Single by Major Lazer featuring the Partysquad
- Released: 4 November 2011
- Recorded: 2011
- Genre: Jumpstyle; dancehall;
- Length: 4:13
- Label: Downtown
- Songwriters: Jasper Helderman; Jerry Leembruggen; David James Andrew Taylor; Ruben Fernhout; Thomas Wesley Pentz; Rodney Basil Price;

Major Lazer singles chronology
| "Jump Up" (2009) | "Original Don" (2011) | "Get Free" (2012) |

= Original Don =

"Original Don" is a song by musical project Major Lazer and the Partysquad from their 2011 extended play of the same name. It was released as a digital download on 4 November 2011. The song charted in the Netherlands.

==Background==
An undished version of "Original Don" had surfaced on the Internet months before its official release.

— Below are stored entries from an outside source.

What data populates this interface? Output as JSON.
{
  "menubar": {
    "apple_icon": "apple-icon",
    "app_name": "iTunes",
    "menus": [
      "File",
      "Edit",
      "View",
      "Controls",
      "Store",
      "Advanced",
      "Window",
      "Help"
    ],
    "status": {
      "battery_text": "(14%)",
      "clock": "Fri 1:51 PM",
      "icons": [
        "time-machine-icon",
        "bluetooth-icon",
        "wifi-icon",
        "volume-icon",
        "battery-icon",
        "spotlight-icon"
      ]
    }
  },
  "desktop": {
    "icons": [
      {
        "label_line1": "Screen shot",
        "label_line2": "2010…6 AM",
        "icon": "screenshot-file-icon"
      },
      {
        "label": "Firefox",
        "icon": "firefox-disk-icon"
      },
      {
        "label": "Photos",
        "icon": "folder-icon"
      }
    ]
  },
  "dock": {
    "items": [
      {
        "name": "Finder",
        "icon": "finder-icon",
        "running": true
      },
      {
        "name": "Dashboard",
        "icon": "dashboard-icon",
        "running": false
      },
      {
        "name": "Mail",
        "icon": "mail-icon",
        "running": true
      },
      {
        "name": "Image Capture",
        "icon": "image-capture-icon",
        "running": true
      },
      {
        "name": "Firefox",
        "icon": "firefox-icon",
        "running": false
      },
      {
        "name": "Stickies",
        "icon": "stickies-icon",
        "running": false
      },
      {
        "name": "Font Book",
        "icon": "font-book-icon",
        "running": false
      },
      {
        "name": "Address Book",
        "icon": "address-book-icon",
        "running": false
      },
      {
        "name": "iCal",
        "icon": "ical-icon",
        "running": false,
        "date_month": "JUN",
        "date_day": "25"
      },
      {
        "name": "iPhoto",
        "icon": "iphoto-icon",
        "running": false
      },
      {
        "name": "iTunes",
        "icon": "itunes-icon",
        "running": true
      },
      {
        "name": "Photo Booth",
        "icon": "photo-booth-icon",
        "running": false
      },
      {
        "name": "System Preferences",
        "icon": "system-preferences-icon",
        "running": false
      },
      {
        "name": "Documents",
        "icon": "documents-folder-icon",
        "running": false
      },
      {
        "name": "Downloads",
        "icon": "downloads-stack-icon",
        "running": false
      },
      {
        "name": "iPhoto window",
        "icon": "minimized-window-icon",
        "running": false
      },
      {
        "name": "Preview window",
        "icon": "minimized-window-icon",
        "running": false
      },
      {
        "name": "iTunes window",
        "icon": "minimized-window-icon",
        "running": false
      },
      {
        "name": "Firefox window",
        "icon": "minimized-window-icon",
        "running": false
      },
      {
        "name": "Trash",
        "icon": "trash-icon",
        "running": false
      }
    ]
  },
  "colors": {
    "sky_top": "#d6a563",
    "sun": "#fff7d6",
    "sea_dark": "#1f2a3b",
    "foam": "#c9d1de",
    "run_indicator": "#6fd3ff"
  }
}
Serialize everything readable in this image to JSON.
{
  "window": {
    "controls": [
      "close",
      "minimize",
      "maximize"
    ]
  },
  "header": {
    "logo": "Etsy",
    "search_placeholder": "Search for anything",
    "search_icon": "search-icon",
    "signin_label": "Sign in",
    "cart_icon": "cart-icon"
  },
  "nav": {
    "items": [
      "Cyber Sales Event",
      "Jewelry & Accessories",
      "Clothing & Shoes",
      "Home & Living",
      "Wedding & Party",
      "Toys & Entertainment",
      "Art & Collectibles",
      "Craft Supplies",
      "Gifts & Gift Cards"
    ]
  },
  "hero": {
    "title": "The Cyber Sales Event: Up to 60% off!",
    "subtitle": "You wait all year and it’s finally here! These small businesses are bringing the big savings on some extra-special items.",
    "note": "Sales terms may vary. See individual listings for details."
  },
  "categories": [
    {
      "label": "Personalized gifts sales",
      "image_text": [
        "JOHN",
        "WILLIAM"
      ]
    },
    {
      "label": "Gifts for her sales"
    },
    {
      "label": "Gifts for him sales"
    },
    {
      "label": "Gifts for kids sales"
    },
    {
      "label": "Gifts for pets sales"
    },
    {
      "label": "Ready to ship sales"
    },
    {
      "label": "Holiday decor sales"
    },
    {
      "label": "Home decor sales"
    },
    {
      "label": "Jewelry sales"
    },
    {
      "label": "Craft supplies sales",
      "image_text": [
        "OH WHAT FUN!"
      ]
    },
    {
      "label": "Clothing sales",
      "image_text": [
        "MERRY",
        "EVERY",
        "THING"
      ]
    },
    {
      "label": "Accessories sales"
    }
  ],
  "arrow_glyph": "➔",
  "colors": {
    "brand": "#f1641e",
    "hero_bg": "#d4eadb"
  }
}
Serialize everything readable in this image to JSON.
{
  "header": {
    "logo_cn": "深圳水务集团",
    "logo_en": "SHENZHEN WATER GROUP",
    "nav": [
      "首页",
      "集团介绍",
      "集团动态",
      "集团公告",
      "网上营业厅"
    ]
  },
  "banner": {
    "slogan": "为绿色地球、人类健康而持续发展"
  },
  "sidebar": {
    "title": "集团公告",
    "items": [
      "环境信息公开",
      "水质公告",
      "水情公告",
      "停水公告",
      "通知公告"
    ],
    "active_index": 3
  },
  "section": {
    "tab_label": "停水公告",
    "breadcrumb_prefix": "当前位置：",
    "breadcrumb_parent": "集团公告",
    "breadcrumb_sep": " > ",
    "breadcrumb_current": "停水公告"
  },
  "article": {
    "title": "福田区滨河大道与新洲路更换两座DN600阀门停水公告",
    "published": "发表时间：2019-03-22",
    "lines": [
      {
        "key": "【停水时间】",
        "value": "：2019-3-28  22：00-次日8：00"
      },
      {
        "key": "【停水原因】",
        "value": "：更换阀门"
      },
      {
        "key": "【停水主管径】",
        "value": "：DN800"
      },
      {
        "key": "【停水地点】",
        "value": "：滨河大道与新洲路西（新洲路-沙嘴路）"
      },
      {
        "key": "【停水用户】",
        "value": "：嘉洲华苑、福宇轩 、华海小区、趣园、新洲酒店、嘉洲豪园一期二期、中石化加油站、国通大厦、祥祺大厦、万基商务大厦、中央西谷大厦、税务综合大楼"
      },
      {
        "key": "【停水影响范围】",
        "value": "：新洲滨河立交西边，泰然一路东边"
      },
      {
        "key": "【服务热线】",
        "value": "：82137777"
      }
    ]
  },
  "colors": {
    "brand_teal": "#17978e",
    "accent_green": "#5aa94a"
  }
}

The song's initial cover artwork was inspired by the fictional character Don Draper.

==Music video==
A music video to accompany the release of "Original Don" was first released onto YouTube on 8 December 2011 at a total length of two minutes and forty-two seconds. It features an American family, dancing around carrying various blade weapons. Diplo makes a cameo in the video.

==Track listing==

Digital download
| No. | Title | Length |
|---|---|---|
| 1. | "Original Don" | 4:13 |
| 2. | "Original Don" (Crookers Remix) | 4:30 |
| 3. | "Original Don" (Diet Original Don) | 4:52 |
| 4. | "Original Don" (The Partysquad and Punish Smash Em Remix) | 3:38 |

==Chart performance==

| Chart (2012) | Peak position |
|---|---|
| Netherlands (Single Top 100) | 98 |

==Release history==

| Region | Date | Format | Label |
|---|---|---|---|
| United Kingdom | 4 November 2011 | Digital download | Downtown |

==In popular culture==
A portion from the middle of the song was prominently featured in a television advertisement for The Cosmopolitan of Las Vegas, which aired in the summer of 2013 through the winter of 2013–14.

The version featuring the Partysquad appeared on Dancing with the Stars during James Maslow and Peta Murgatroyd's freestyle dance number.

Florida Gators gymnast, Bridget Sloan, used the song as her floor music for the 2015 season.